Sunday, February 26, 2006

Lattelekom puts a cow on the ice?

There is a bizarre Swedish expression for creating a perilous situation ko på isen or a cow on the ice. This seems to have happened with Lattelekom's pending deal with Russia's Golden Telecom, partly owned by the Alfa Group (and Norway's Telenor). The deal is for a point-of-presence (POP) in Moscow that would handle some of Golden's data and voice transit (IP voice?) to Western Europe.
Makes sense - except for one thing. Alfa Group has been at loggerheads with Lattelekom's half-mother TeliaSonera about a Turkish mobile operator and apparently other issues. So what has happened is that some TeliaSonera honchos are asking Lattelekom to at least cool it with the publicity about the deal with Golden. So there may be no press conference on February 27 as announced earlier.
Another reason is that Natalia Vasiljeva, the IT and telecoms reporter for the Russian-language Business & Baltija (the newspaper, like Prince, known as &) wrote that Alfa Group might be interested in buying Lattelekom. Purely speculative, but this may have freaked out some of the Swedish honchos. Don't read Russian, this is what folks say Natalia wrote.
Given that the Latvian government won't sell Lattelekom to TeliaSonera, but rather, to anyone but, should it surprise anyone that at least one anyone but has show up?
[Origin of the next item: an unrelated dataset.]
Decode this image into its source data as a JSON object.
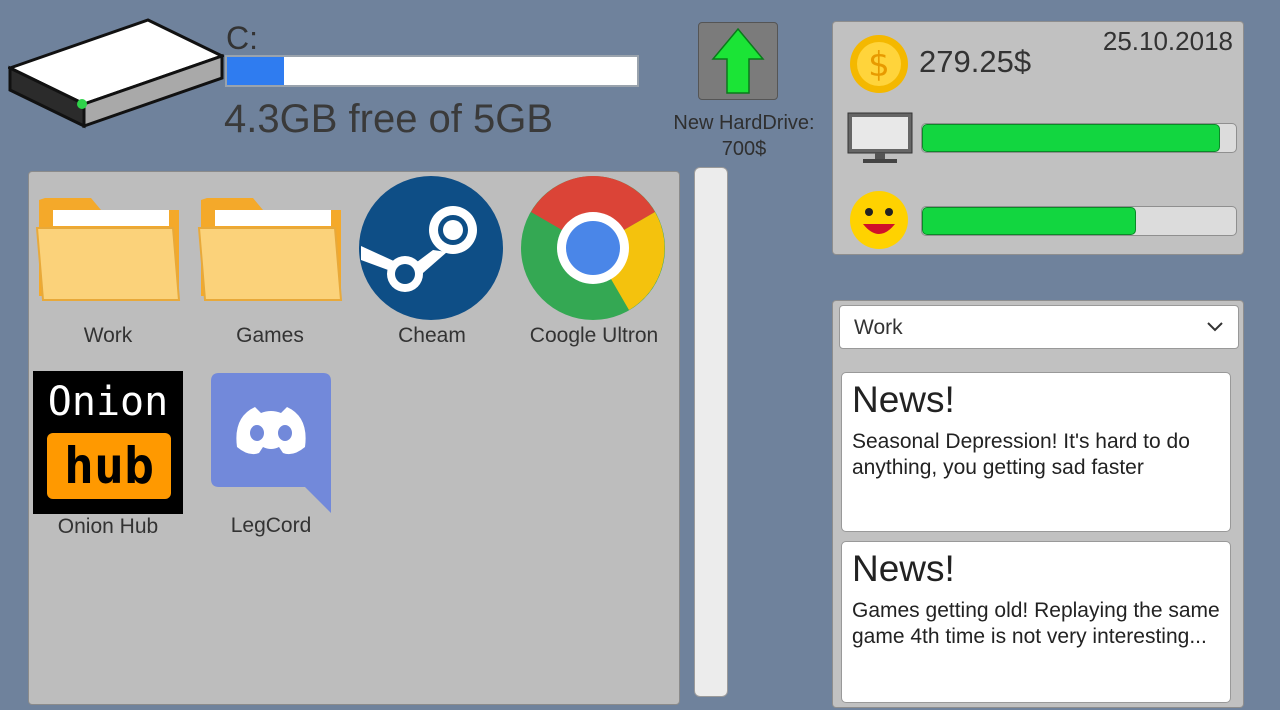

Do Russian companies not like bargains (without Latvian Mobile Telephone, with just a fixed network, 75 000 DSL lines and its two new subsidiaries, Lattelekom is still less than hot...)?
That this Russian company may be thinking the same as & is no surprise, even less of a surprise to the Latvian government, which has practically been dangling the company to all the anyone buts of the world (there aren't too many of them). So now you may be starting to get what you wanted, at the expense of a serious cow on the ice freakout by the other half=mother. Next step, what will the conservative Latvian nationalists in the Saeima say about selling the main national telecommunications network to a Russian company controlled by an oligarch-- Mihail Fridman, if I am not mistaken?
The problem with Russian ownership (Russian oligarchs are interested in making money efficiently, otherwise they would be beggar-garchs or whatever) is that oligarchs (like any Russian, except they have lots of money and economic power to take away) are not sheltered from the whims of the Russian state. So if Mihail Fridman gets on the bad side of the Putin Kremlin, his properties could end up the properties of the not-so-whimsical Russian state.
This could mean a couple of weeks of merriment...
Oh yes, TeliaSonera (Telia at the time) had an attempted marriage with Telenor that put Britney Spears' antics in Las Vegas to shame. The whole thing fell apart, some Norwegian honcho even punched out a Norwegian radio reporter as the whole mess was wobbling and reeling. A real circus. So we have a corporate nemesis and a a spurned ex-fiance out there on the ice with the cow... :)


Anonymous said...

That's interesting how ordinary business deal - rent of premises and local loop in Russia for provisioning of few data services can grow into the Lattelekom privatization issue. Obviously, topic is hot and any rumors go well.

Meatball One said...
This comment has been removed by a blog administrator.
Anonymous said...

Well, Telenor is back with force and they have a secret corporate finance kinship not wholly unrelated to good old Karamehmet and Alpha Group...and Latvia for that matter. Sheesh, it's a lot more simple to understand than I make it sound.

Interesting blog...are u deep in any loops or a proficient guesser?